The Pentagon has released footage of what it says is a Russian aircraft conducting an unsafe intercept of a US Air Force surveillance drone in international airspace over the Black Sea. Photo / AP
Released by the Pentagon, the drone’s own video captures the Russian aircraft apparently spraying the drone with fuel, then deliberately colliding with it. The incident matches similar aggressive displays by the Russian air force in the region, the Pentagon claimed.
But beyond such acts of brinkmanship connected to the war in Ukraine, the Black Sea confrontation highlights just how easily these military interactions might lead to war breaking out “accidentally”.
We are seeing these close encounters of the military, naval and aviation kind increasingly often, too. In 2021, it was reported Russian aircraft and two coastguard ships shadowed a British warship near Crimea.
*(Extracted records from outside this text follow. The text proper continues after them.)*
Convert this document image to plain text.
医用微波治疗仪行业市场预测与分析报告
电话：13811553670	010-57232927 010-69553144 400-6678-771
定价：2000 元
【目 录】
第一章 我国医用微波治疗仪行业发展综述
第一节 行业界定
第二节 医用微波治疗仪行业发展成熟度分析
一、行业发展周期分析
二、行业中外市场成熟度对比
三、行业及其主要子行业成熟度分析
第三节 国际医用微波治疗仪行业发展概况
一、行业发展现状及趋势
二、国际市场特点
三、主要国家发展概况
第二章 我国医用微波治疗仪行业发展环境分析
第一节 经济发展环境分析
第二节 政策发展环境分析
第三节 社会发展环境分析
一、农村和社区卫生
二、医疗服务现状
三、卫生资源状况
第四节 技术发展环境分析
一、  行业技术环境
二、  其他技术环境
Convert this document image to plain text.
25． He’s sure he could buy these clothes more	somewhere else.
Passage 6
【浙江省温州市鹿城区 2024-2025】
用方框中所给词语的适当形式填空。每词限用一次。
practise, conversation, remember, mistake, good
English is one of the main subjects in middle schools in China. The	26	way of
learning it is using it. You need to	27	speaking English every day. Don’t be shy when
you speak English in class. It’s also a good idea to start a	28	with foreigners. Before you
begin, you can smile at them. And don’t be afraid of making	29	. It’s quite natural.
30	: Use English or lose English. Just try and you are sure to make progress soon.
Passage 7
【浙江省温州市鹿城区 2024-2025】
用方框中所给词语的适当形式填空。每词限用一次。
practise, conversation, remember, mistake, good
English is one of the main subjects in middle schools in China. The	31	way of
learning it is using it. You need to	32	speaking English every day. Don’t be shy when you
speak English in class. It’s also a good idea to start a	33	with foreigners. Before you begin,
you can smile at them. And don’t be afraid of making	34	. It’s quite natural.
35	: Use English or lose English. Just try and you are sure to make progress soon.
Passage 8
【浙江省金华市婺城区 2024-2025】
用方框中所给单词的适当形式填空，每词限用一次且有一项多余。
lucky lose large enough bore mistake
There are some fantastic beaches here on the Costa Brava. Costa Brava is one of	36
And last year, Australia’s defence ministry said a Chinese fighter jet harassed one of its military aircraft in international airspace over the South China Sea. The risk of these dangerous “games” triggering something more serious is clear – but there are few rules or regulations preventing them.
Reckless behaviour
All militaries must comply with basic international law on questions of safety, but there are large exemptions and separate arrangements that fill the gaps.
Historically, the US and Soviet Union led the way in creating some rules to control incidents on and over the high seas during the Cold War. The basic rule was that both sides should avoid risky manoeuvres and “remain well clear to avoid risk of collision”.
To reduce the risk of collisions, craft in close proximity should be able to communicate and, where possible, be visible. They should not simulate attacks on each other.
Later, Russia copied this agreement with 11 Nato countries, and an Indo-Pacific version – the Code for Unplanned Encounters at Sea – was added in 2014. While primarily between the US and China, at least half a dozen other countries have promised to abide by it.
Supplementary rules for air-to-air military encounters followed. These usefully added that “military aircrew should refrain from the use of uncivil language or unfriendly physical gestures”. Other rules emphasised professional conduct, safe speeds and avoiding reckless behaviour, “aerobatics and simulated attacks” or the “discharge of rockets, weapons, or other objects”.
The US and Russia added a more specific agreement for Air Safety in Syria during the time they were operating in very close proximity, and when close calls in the air were reported.
But these are all “soft” rules. They’re not treaty obligations with compliance mechanisms, and are only voluntarily adopted by some countries.
Furthermore, there are no precise definitions of “safe” speeds or distances. New technologies – such as drones and other interception techniques – add another level of unregulated complexity.
Missile tests
Few things are as frightening as missiles travelling towards or over another country without consent or warning. The original Soviet-era rule involved mutual notification of planned missile launches. But this only ever applied to intercontinental or submarine-launched missiles, not short-range weapons or missile defence systems.
Aside from some voluntary UN codes, the only other binding missile notification agreement is between Russia and China. China and the US do not directly share launch notification information, nor do the other nuclear powers.
Some, like North Korea and Iran, even violate the missile prohibitions directly placed on them by the UN Security Council.
War games and hotlines
Militaries need to practise. But this becomes risky when pretend can look very like an actual attack – especially when fear and paranoia are added to the mix.
North Korea is a modern example of this, but there have been incidents in the past of large-scale wargames almost sparking a nuclear exchange. In 1983, for example, misinterpreted military intelligence led to the US going to DEFCON 1 – the highest of the nuclear threat categories – during a tense period of the Cold War.
There were agreements about the notification of major strategic exercises between the US and Soviet Union, but beyond advance warning, even these failed to set out what best practice actually looks like (such as allowing observers or not allowing an exercise to look identical to a full-blown attack).
More importantly, there is no international law governing such questions – perhaps most critically, how leaders should be able to communicate directly, quickly and continuously.
A “hotline” was first agreed in 1963 after the Cuban Missile Crisis. While a direct link doesn’t guarantee the phone will necessarily be answered or the subsequent conversation sincere, it does at least offer a channel to avoid confusion and de-escalate quickly.
A second-tier hotline allowing commanders on the ground to communicate directly is also useful, such as the one now linking Russian and American militaries to avoid an accidental clash over Ukraine.
But such dual systems are the exception, not the rule. Nor are hotlines particularly stable – the one between North and South Korea, for example, has been cut and restored numerous times. And they are not mandated by international law – emblematic of a wider situation where the risks of getting it wrong are very real indeed.